Angle Flat Seat: A seat which lies flat, however, it slants toward the bottom of the airplane at an angle. They are known to be not as comfortable as fully flat seats but are still much better than Economy.
Recliner Seat: A seat which can recline much more than economy, and are much more generous in width and legroom. Some of them have leg rests, and some of them don’t (in the United States in First Class).
Extra Leg Room Economy: Same service, food, and seat width as economy, but has more legroom and recline. On United it is called Economy Plus, on American, it is Main Cabin Extra, and on Delta, it is Delta Comfort +.
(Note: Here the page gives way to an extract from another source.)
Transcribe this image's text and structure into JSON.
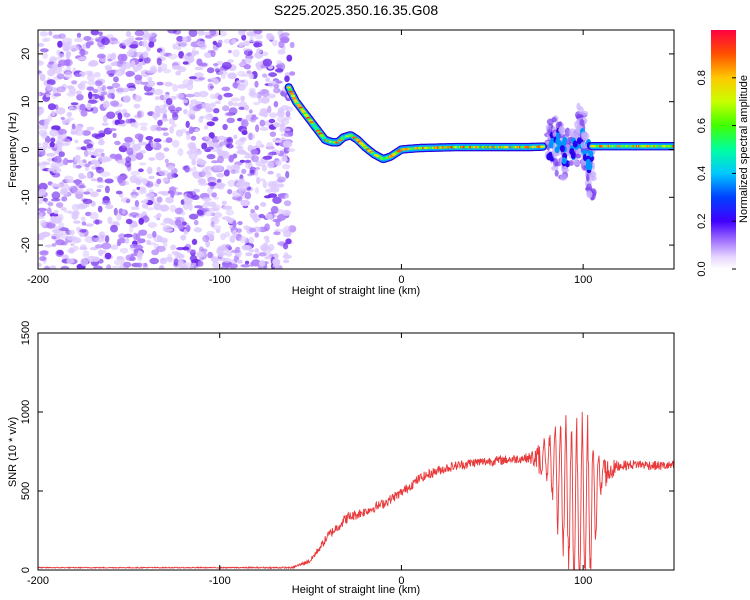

Personal Device Entertainment: Every airline calls this something else, but for the sake of simplicity, I will call it by United’s name: Personal Device Entertainment. How it works is that a person brings their electronic device (computer, phone, tablet) onto the aircraft, connect to the airplanes’ wifi, download an app (differs for every airline) and stream free (sometimes for purchase) entertainment onto your phone. This form of entertainment is very common on short haul flights.
Seat Back Entertainment: Personal screens which have free or for purchase entertainment on the seat back in front of you.
Main Screen Entertainment: Video screens which come down from the ceiling and play one movie/TV selection for the airplane. These are common outside the US on short haul aircraft. It is better than nothing on short haul, but it is uncommon and not ideal on long haul flights.
Aircraft with 2-5 seats across. They generally have a shorter range than larger aircraft, and therefore fly shorter routes (30 minutes – 3 hours). They generally have between 10 and 110 seats.
Aircraft with one aisle. They can have anything between 5 and 6 seats across to be a mainline narrow-body airplane. These are used mostly on short-medium haul routes (1-6 hours). Smaller narrow-body aircraft such as the 737-800 or A320 have around 110-170 seats while larger narrow-body aircraft such as the 737-900, Airbus A321, or the 757 have around 180-270 seats.
Aircraft that have more than one aisle. These are most often used on medium-long haul flights (5-18 hours). They can have 7-10 seats abreast in Economy Class. Smaller wide-body aircraft such as the Airbus A330-200, Boeing 767, or the Boeing 787-8s can have around 200-240 seats. Medium sized wide-body aircraft such as the Boeing 777, 787-9/10, Airbus A350, or the Airbus A330-300 can have around 260-340 seats. Large wide-body aircraft (also known as “superjumbo”) such as the Boeing 747 or the Airbus A380 can have around 360-520 seats.
I hope that his helped you understand my airline profiles a bit more!